The Civil Rights Acts of 1964, signed by President Lyndon B. Johnson on 2 July 1964. It prohibited discrimination in public places of accommodation; authorised the government to withhold federal funds going to public programmes practicing discrimination; banned discrimination by employers and unions; created an Equal Employment Opportunity Commission; established a Community Relations Service; and provided technical and financial aid to communities which were making attempts to desegregate their schools.

Title V11 of the Civil Rights Act, as amended, prohibits discrimination against any individual with respect to hiring, discharge, compensation, and all terms, conditions, and privileges of employment because of race, colour, religion, sex, or national origin.

Presidential Executive Order Number 11246 of 1965, as amended, prohibits discrimination by federal contractors against any employee or applicant for employment on the basis of race, colour, religion, sex, or national origin; requires the employer to take affirmative action to expand employment opportunities for women and members of  minority groups and to eliminate practices which have the effect of excluding or limiting their employment;  the order also requires a written affirmative action plan, including goals for overcoming the underutilisation of minorities and women in the employer’s workforce.
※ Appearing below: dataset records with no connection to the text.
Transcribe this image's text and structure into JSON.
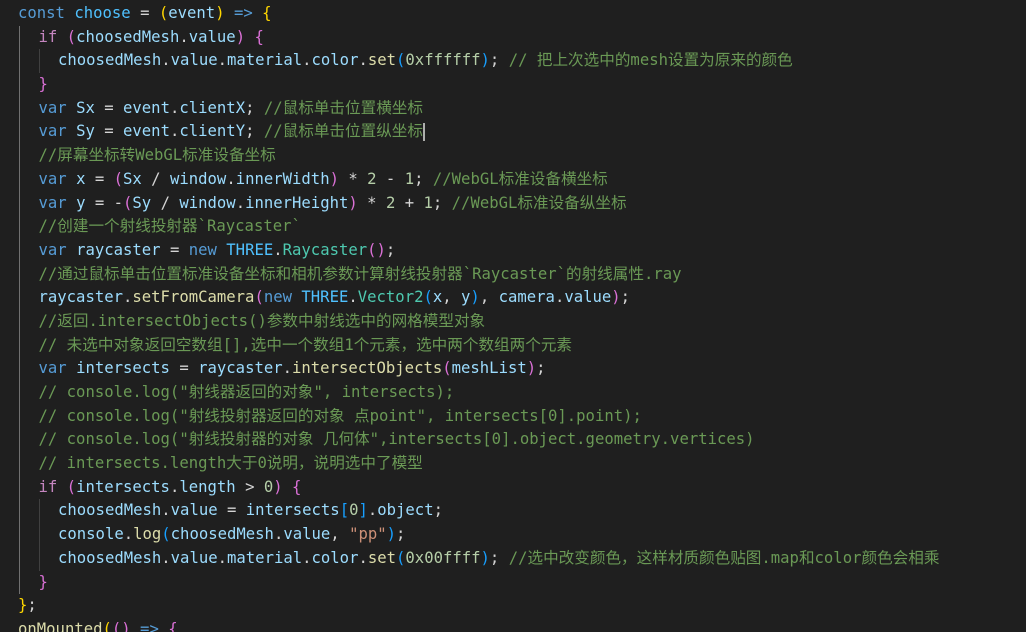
{
  "editor": {
    "theme_colors": {
      "background": "#1f1f1f",
      "keyword": "#569cd6",
      "control": "#c586c0",
      "variable": "#9cdcfe",
      "constant": "#4fc1ff",
      "function": "#dcdcaa",
      "class": "#4ec9b0",
      "number": "#b5cea8",
      "string": "#ce9178",
      "comment": "#6a9955",
      "bracket1": "#ffd700",
      "bracket2": "#da70d6",
      "bracket3": "#179fff",
      "guide_active": "#707070",
      "guide": "#404040"
    },
    "lines": [
      [
        [
          "kw",
          "const "
        ],
        [
          "const",
          "choose"
        ],
        [
          "op",
          " = "
        ],
        [
          "p1",
          "("
        ],
        [
          "var",
          "event"
        ],
        [
          "p1",
          ")"
        ],
        [
          "kw",
          " => "
        ],
        [
          "p1",
          "{"
        ]
      ],
      [
        [
          "ctrl",
          "if "
        ],
        [
          "p2",
          "("
        ],
        [
          "var",
          "choosedMesh"
        ],
        [
          "op",
          "."
        ],
        [
          "var",
          "value"
        ],
        [
          "p2",
          ")"
        ],
        [
          "op",
          " "
        ],
        [
          "p2",
          "{"
        ]
      ],
      [
        [
          "var",
          "choosedMesh"
        ],
        [
          "op",
          "."
        ],
        [
          "var",
          "value"
        ],
        [
          "op",
          "."
        ],
        [
          "var",
          "material"
        ],
        [
          "op",
          "."
        ],
        [
          "var",
          "color"
        ],
        [
          "op",
          "."
        ],
        [
          "fn",
          "set"
        ],
        [
          "p3",
          "("
        ],
        [
          "num",
          "0xffffff"
        ],
        [
          "p3",
          ")"
        ],
        [
          "op",
          "; "
        ],
        [
          "cmt",
          "// 把上次选中的mesh设置为原来的颜色"
        ]
      ],
      [
        [
          "p2",
          "}"
        ]
      ],
      [
        [
          "kw",
          "var "
        ],
        [
          "var",
          "Sx"
        ],
        [
          "op",
          " = "
        ],
        [
          "var",
          "event"
        ],
        [
          "op",
          "."
        ],
        [
          "var",
          "clientX"
        ],
        [
          "op",
          "; "
        ],
        [
          "cmt",
          "//鼠标单击位置横坐标"
        ]
      ],
      [
        [
          "kw",
          "var "
        ],
        [
          "var",
          "Sy"
        ],
        [
          "op",
          " = "
        ],
        [
          "var",
          "event"
        ],
        [
          "op",
          "."
        ],
        [
          "var",
          "clientY"
        ],
        [
          "op",
          "; "
        ],
        [
          "cmt",
          "//鼠标单击位置纵坐标"
        ],
        [
          "cursor",
          ""
        ]
      ],
      [
        [
          "cmt",
          "//屏幕坐标转WebGL标准设备坐标"
        ]
      ],
      [
        [
          "kw",
          "var "
        ],
        [
          "var",
          "x"
        ],
        [
          "op",
          " = "
        ],
        [
          "p2",
          "("
        ],
        [
          "var",
          "Sx"
        ],
        [
          "op",
          " / "
        ],
        [
          "var",
          "window"
        ],
        [
          "op",
          "."
        ],
        [
          "var",
          "innerWidth"
        ],
        [
          "p2",
          ")"
        ],
        [
          "op",
          " * "
        ],
        [
          "num",
          "2"
        ],
        [
          "op",
          " - "
        ],
        [
          "num",
          "1"
        ],
        [
          "op",
          "; "
        ],
        [
          "cmt",
          "//WebGL标准设备横坐标"
        ]
      ],
      [
        [
          "kw",
          "var "
        ],
        [
          "var",
          "y"
        ],
        [
          "op",
          " = -"
        ],
        [
          "p2",
          "("
        ],
        [
          "var",
          "Sy"
        ],
        [
          "op",
          " / "
        ],
        [
          "var",
          "window"
        ],
        [
          "op",
          "."
        ],
        [
          "var",
          "innerHeight"
        ],
        [
          "p2",
          ")"
        ],
        [
          "op",
          " * "
        ],
        [
          "num",
          "2"
        ],
        [
          "op",
          " + "
        ],
        [
          "num",
          "1"
        ],
        [
          "op",
          "; "
        ],
        [
          "cmt",
          "//WebGL标准设备纵坐标"
        ]
      ],
      [
        [
          "cmt",
          "//创建一个射线投射器`Raycaster`"
        ]
      ],
      [
        [
          "kw",
          "var "
        ],
        [
          "var",
          "raycaster"
        ],
        [
          "op",
          " = "
        ],
        [
          "kw",
          "new "
        ],
        [
          "const",
          "THREE"
        ],
        [
          "op",
          "."
        ],
        [
          "cls",
          "Raycaster"
        ],
        [
          "p2",
          "()"
        ],
        [
          "op",
          ";"
        ]
      ],
      [
        [
          "cmt",
          "//通过鼠标单击位置标准设备坐标和相机参数计算射线投射器`Raycaster`的射线属性.ray"
        ]
      ],
      [
        [
          "var",
          "raycaster"
        ],
        [
          "op",
          "."
        ],
        [
          "fn",
          "setFromCamera"
        ],
        [
          "p2",
          "("
        ],
        [
          "kw",
          "new "
        ],
        [
          "const",
          "THREE"
        ],
        [
          "op",
          "."
        ],
        [
          "cls",
          "Vector2"
        ],
        [
          "p3",
          "("
        ],
        [
          "var",
          "x"
        ],
        [
          "op",
          ", "
        ],
        [
          "var",
          "y"
        ],
        [
          "p3",
          ")"
        ],
        [
          "op",
          ", "
        ],
        [
          "var",
          "camera"
        ],
        [
          "op",
          "."
        ],
        [
          "var",
          "value"
        ],
        [
          "p2",
          ")"
        ],
        [
          "op",
          ";"
        ]
      ],
      [
        [
          "cmt",
          "//返回.intersectObjects()参数中射线选中的网格模型对象"
        ]
      ],
      [
        [
          "cmt",
          "// 未选中对象返回空数组[],选中一个数组1个元素，选中两个数组两个元素"
        ]
      ],
      [
        [
          "kw",
          "var "
        ],
        [
          "var",
          "intersects"
        ],
        [
          "op",
          " = "
        ],
        [
          "var",
          "raycaster"
        ],
        [
          "op",
          "."
        ],
        [
          "fn",
          "intersectObjects"
        ],
        [
          "p2",
          "("
        ],
        [
          "var",
          "meshList"
        ],
        [
          "p2",
          ")"
        ],
        [
          "op",
          ";"
        ]
      ],
      [
        [
          "cmt",
          "// console.log(\"射线器返回的对象\", intersects);"
        ]
      ],
      [
        [
          "cmt",
          "// console.log(\"射线投射器返回的对象 点point\", intersects[0].point);"
        ]
      ],
      [
        [
          "cmt",
          "// console.log(\"射线投射器的对象 几何体\",intersects[0].object.geometry.vertices)"
        ]
      ],
      [
        [
          "cmt",
          "// intersects.length大于0说明，说明选中了模型"
        ]
      ],
      [
        [
          "ctrl",
          "if "
        ],
        [
          "p2",
          "("
        ],
        [
          "var",
          "intersects"
        ],
        [
          "op",
          "."
        ],
        [
          "var",
          "length"
        ],
        [
          "op",
          " > "
        ],
        [
          "num",
          "0"
        ],
        [
          "p2",
          ")"
        ],
        [
          "op",
          " "
        ],
        [
          "p2",
          "{"
        ]
      ],
      [
        [
          "var",
          "choosedMesh"
        ],
        [
          "op",
          "."
        ],
        [
          "var",
          "value"
        ],
        [
          "op",
          " = "
        ],
        [
          "var",
          "intersects"
        ],
        [
          "p3",
          "["
        ],
        [
          "num",
          "0"
        ],
        [
          "p3",
          "]"
        ],
        [
          "op",
          "."
        ],
        [
          "var",
          "object"
        ],
        [
          "op",
          ";"
        ]
      ],
      [
        [
          "var",
          "console"
        ],
        [
          "op",
          "."
        ],
        [
          "fn",
          "log"
        ],
        [
          "p3",
          "("
        ],
        [
          "var",
          "choosedMesh"
        ],
        [
          "op",
          "."
        ],
        [
          "var",
          "value"
        ],
        [
          "op",
          ", "
        ],
        [
          "str",
          "\"pp\""
        ],
        [
          "p3",
          ")"
        ],
        [
          "op",
          ";"
        ]
      ],
      [
        [
          "var",
          "choosedMesh"
        ],
        [
          "op",
          "."
        ],
        [
          "var",
          "value"
        ],
        [
          "op",
          "."
        ],
        [
          "var",
          "material"
        ],
        [
          "op",
          "."
        ],
        [
          "var",
          "color"
        ],
        [
          "op",
          "."
        ],
        [
          "fn",
          "set"
        ],
        [
          "p3",
          "("
        ],
        [
          "num",
          "0x00ffff"
        ],
        [
          "p3",
          ")"
        ],
        [
          "op",
          "; "
        ],
        [
          "cmt",
          "//选中改变颜色，这样材质颜色贴图.map和color颜色会相乘"
        ]
      ],
      [
        [
          "p2",
          "}"
        ]
      ],
      [
        [
          "p1",
          "}"
        ],
        [
          "op",
          ";"
        ]
      ],
      [
        [
          "fn",
          "onMounted"
        ],
        [
          "p1",
          "("
        ],
        [
          "p2",
          "()"
        ],
        [
          "kw",
          " => "
        ],
        [
          "p2",
          "{"
        ]
      ]
    ],
    "indents": [
      0,
      1,
      2,
      1,
      1,
      1,
      1,
      1,
      1,
      1,
      1,
      1,
      1,
      1,
      1,
      1,
      1,
      1,
      1,
      1,
      1,
      2,
      2,
      2,
      1,
      0,
      0
    ]
  }
}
It is obvious from this brief summary that the problem in the US with regard to racism and discrimination is not the absence of laws, but the unwillingness of white capitalist society as structured to give up the system and practices which have enabled especially white males to justify amassing wealth while other groups or classes do without jobs and often without basic necessities. 

This conclusion is also consistent with findings repeated in previous instalments:  That the so-called Universal Declaration of Human Rights existed parallel to official, state-enforced Apartheid from 1948 to 1994 in South Africa.